What Yep Roc projects have you been most excited about?
In addition to my work in digital marketing, I project-managed the Aoife O’Donovan and Tift Merritt records. I love some strong female voices in the Americana world. I just loved those records and working with those ladies. Also, the “Living In Raleigh Now” campaign with the International Bluegrass Music Association and Chatham County Line was a combination of one of my favorite bands, an awesome bluegrass event that Raleigh now hosts and the downtown Raleigh area, where I live.

What do you do in your spare time?
We bought that house in downtown Raleigh just a few months ago, so I’ve been busy decorating.
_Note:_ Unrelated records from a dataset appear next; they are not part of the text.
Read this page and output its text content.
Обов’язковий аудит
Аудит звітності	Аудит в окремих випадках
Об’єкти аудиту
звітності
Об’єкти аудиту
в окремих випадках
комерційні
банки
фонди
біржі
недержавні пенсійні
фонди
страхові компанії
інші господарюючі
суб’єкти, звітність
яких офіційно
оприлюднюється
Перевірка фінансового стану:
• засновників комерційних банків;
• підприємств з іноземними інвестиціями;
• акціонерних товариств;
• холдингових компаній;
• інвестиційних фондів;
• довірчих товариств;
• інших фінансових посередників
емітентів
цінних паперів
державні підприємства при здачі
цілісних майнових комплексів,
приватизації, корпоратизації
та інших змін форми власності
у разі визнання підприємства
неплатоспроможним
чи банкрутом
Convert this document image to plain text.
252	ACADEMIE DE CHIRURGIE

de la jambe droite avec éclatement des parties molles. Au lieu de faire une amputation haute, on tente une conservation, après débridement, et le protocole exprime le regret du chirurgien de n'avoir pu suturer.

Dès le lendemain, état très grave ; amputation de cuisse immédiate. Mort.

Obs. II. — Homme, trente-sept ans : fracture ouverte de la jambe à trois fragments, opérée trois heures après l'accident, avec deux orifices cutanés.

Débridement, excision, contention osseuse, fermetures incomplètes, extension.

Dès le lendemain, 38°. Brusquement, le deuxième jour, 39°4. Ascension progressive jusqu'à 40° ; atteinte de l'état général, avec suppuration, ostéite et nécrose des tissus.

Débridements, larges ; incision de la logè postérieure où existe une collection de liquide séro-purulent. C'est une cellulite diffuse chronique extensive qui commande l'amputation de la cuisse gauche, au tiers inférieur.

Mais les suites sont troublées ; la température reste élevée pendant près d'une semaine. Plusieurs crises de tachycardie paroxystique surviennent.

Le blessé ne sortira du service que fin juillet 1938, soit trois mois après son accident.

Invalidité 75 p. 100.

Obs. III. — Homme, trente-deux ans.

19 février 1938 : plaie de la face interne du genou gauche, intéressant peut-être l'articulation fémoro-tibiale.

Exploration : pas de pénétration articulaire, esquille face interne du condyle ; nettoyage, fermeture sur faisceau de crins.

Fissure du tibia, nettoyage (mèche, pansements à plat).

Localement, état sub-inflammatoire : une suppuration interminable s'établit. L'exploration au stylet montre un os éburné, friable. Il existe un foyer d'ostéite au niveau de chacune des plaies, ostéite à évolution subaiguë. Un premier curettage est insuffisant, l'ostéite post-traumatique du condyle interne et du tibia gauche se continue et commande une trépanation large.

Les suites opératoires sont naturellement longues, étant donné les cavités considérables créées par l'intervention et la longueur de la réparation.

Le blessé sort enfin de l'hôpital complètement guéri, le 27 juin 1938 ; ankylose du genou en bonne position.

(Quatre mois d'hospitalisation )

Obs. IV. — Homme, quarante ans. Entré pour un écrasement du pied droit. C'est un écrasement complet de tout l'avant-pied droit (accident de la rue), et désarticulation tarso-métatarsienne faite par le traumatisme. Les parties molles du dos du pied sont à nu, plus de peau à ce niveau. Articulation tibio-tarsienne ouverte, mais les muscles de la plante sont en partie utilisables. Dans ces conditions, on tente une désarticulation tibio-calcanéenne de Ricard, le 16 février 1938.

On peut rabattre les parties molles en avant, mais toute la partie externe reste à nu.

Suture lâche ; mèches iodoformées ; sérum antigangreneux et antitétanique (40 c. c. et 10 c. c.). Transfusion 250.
It’s a nice creative outlet that doesn’t require a computer – other than the danger of online shopping.

What inspired your playlist?
I grew up in Asheville, where traditional roots and string music is very popular, so a lot of my favorites now stem from growing up there before I moved to Raleigh 11 years ago. Those sounds are my favorite, and are featured on my playlist.

Best interaction with a Yep Roc artist?
At Americana Fest in Nashville 2 years ago, I was at the SiriusXM Outlaw Country studio on Broadway with our radio manager and I met Bobby Bare, the legendary songwriter. I was pretty star struck so I didn’t really talk to him much, but when he left the green room where we were waiting during a live interview said “Goodbye, pretty girl.” And I pretty much thought it was the most amazing thing ever.

Favorite Yep Roc release?
I’d say it’s a tie between Traveling Alone and Fossils. Not only because I worked on them, but it’s just music right up my alley. And I love the steel guitar.

New Year’s resolution?
Volunteer more. And get my ears pierced a second time.

Best live show you ever saw?
Dave Alvin, for sure. I stood right in front of him the first time I ever saw him, after I started working at Yep Roc. He blew me away.

If you were on a megabus for three days with one CD and a walkman, what would it be?
Jamey Johnson, That Lonesome Sound. I latched on to that one via one of my favorite (and now-defunct) roots blogs The 9513, before it got a major release. He’s very much in the spirit of some of those outlaw-era legends, but in a very modern way that keeps the tradition of country music modern. And he has a very awesome beard.

What’s in your car’s CD player right now?
The Stray Birds’ Best Medicine, with “Feathers and Bone” on repeat; both the new and old Sturgill Simpson records; the new Lee Ann Womack record, The Way I’m Living; and the new Taylor Swift album. Now that she’s fully on the pop side I can fully embrace her.

First album you ever bought?
Spice Girls. At a K-Mart. That’s pretty embarrassing.

If you had to be stuck in a submarine at the bottom of the Marianas Trench with one musician, who would it be?
Sturgill Simpson, because his new record Metamodern Sounds in Country Music is such a weird combination of the traditional country music sounds I love with ramblings about metaphysics, religion and drugs.